Table 1. Demographical characteristics of the no-forgetting patient group (NF), the patients with rapid forgetting (RF), the patients with accelerated long-term forgetting (ALF), and the healthy controls, and lesion characteristics and neuropsychological tests scores of the patient sub-groups

Education level is expressed as 7 categories, based on the Dutch educational system (Duits & Kessels, Reference Duits, Kessels, Hendriks, Kessels, Gorissen, Schmand and Duits2014) that is comparable with the International Standard Classification of Education (UNESCO, 2011). The estimated years of education for comparison with the Anglo-Saxon educational system are presented for descriptive purposes (cf. Hohstenbach et al., Reference Hochstenbach, Mulder, van Limbeek, Donders and Schoonderwaldt1998); HADS: Hospital Anxiety and Depression Scale (Zigmund & Snaith, Reference Zigmond and Snaith1983); NART: National Adult Reading Test (Dutch version; Schmand, Lindeboom, & Van Harskamp, Reference Schmand, Lindeboom and Van Harskamp1992).

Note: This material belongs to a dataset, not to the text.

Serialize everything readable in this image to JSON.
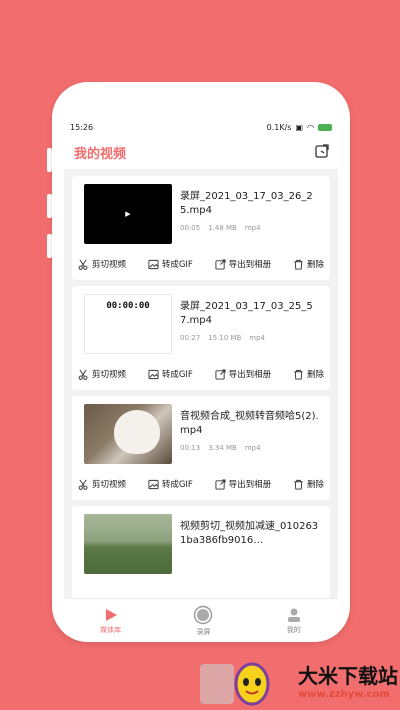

Figure 2. Lesion overlap map per subgroup, left is depicted on the left, coordinates are in MNI space, a) no-forgetting patient group (NF), b) the patients with rapid forgetting (RF), the patients with accelerated long-term forgetting (ALF).

Figure 3. Recognition accuracy (means ± standard errors of the mean) immediately after the encoding phase (T1), after 20–30 min (T2) and after one week (T3) for the no-forgetting patient group (NF), the patients with rapid forgetting (RF), the patients with accelerated long-term forgetting (ALF), and the healthy controls.

Confidence Ratings

For mean confidence scores, independent of accuracy, a significant main effect of time of measurement was found [F(1.62, 278.8) = 34.6, p < .001, η p 2 = .167]. Pairwise comparisons showed that mean confidence scores decreased from T1 to T2 (p = .002), from T1 to T3 (p < .001), and from T2 to T3 (p < .001). A significant main effect for group was found [F(3, 172) = 7.1, p < .001, η p 2 = .110]. Healthy controls were more confident than NF patients (p = .002), RF patients (p = .023), and ALF patients (p = .027). No significant differences in confident ratings were found between the three subtypes of patients. No significant time by group interaction effect was found [F(1, 174) = .02, p = .885, η p 2= .000].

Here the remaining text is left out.